Reversing brain drain and welcoming investment
Finally, a new section discusses how to reverse the brain drain, highlighting the country’s evolving immigration strategy as a way to ensure bright people from all over the world come to South Africa. There is a new white paper on migration, it says, and “strategies will be put in place to optimise this flow of skills and attract investment as South Africa increasingly becomes a host to global research programmes, drawing international researchers and expertise into the country.”
The economic argument for attracting industrial research has been bolstered in the final version of the White Paper. An added section reads that investments in STI will be positioned in the “Trade and Investment South Africa Initiative” based at the Department of Trade and Industry to attract foreign direct investment by multinational companies wanting to perform R&D in South Africa.

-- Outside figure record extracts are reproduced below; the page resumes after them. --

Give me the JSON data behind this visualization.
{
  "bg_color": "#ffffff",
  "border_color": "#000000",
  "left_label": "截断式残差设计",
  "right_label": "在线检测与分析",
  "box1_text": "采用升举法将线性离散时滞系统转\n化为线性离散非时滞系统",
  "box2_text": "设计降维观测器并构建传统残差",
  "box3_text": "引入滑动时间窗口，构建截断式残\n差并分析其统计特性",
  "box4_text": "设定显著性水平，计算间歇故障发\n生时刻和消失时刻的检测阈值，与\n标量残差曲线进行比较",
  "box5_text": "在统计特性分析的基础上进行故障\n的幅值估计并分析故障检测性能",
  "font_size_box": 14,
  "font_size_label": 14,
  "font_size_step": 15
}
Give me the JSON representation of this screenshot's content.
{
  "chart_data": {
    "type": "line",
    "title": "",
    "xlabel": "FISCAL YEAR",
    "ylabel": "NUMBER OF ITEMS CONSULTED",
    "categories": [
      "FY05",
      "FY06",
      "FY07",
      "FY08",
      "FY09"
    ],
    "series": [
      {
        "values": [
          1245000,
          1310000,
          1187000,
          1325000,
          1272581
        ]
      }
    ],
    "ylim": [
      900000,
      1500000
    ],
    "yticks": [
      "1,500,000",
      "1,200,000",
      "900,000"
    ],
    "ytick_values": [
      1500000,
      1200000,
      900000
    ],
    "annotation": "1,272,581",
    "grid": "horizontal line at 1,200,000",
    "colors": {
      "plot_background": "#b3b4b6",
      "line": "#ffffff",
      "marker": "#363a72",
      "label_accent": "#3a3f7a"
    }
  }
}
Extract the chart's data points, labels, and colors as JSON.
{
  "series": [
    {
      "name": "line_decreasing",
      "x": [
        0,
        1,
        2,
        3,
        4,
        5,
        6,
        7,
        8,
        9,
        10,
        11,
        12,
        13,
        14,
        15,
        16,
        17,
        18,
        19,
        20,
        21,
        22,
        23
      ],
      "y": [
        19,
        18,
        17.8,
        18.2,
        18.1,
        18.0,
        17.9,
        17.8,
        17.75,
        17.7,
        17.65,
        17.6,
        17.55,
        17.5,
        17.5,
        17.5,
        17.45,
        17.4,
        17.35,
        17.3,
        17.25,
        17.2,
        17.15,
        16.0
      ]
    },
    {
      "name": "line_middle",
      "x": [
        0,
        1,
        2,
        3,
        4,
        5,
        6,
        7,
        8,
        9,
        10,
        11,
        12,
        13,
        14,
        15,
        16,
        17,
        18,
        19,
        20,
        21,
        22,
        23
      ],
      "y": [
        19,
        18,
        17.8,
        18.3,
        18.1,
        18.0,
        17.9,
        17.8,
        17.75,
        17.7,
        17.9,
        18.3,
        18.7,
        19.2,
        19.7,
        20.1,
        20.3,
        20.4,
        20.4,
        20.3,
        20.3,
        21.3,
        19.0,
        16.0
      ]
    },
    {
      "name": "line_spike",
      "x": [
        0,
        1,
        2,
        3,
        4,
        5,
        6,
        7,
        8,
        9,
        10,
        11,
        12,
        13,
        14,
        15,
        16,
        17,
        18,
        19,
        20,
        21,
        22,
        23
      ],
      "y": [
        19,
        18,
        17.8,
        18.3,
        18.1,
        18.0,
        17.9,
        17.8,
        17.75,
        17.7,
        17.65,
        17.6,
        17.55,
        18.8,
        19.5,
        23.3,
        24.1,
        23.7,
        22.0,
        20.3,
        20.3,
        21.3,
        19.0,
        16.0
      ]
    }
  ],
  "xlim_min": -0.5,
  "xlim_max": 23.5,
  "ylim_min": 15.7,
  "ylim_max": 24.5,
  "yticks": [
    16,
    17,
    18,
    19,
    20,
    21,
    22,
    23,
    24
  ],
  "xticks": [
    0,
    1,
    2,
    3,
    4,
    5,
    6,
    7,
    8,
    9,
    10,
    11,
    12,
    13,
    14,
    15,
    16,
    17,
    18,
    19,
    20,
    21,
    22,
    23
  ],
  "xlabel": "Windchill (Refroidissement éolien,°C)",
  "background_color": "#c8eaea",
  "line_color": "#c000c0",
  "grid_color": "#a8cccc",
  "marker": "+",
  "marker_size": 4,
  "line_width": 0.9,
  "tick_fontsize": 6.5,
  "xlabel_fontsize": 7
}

However, it’s not all up to foreign investment and local industry to bolster South African scientists’ coffers. In a new bold statement the latest White Paper commits the South African government “at the highest level of budget planning, to sustained increases in public STI investment that will grow over the long term, as the fiscal position of government grows”.
The DST now embarks on a process to develop a decadal implementation plan for the White Paper, stretching from 2019 to 2029.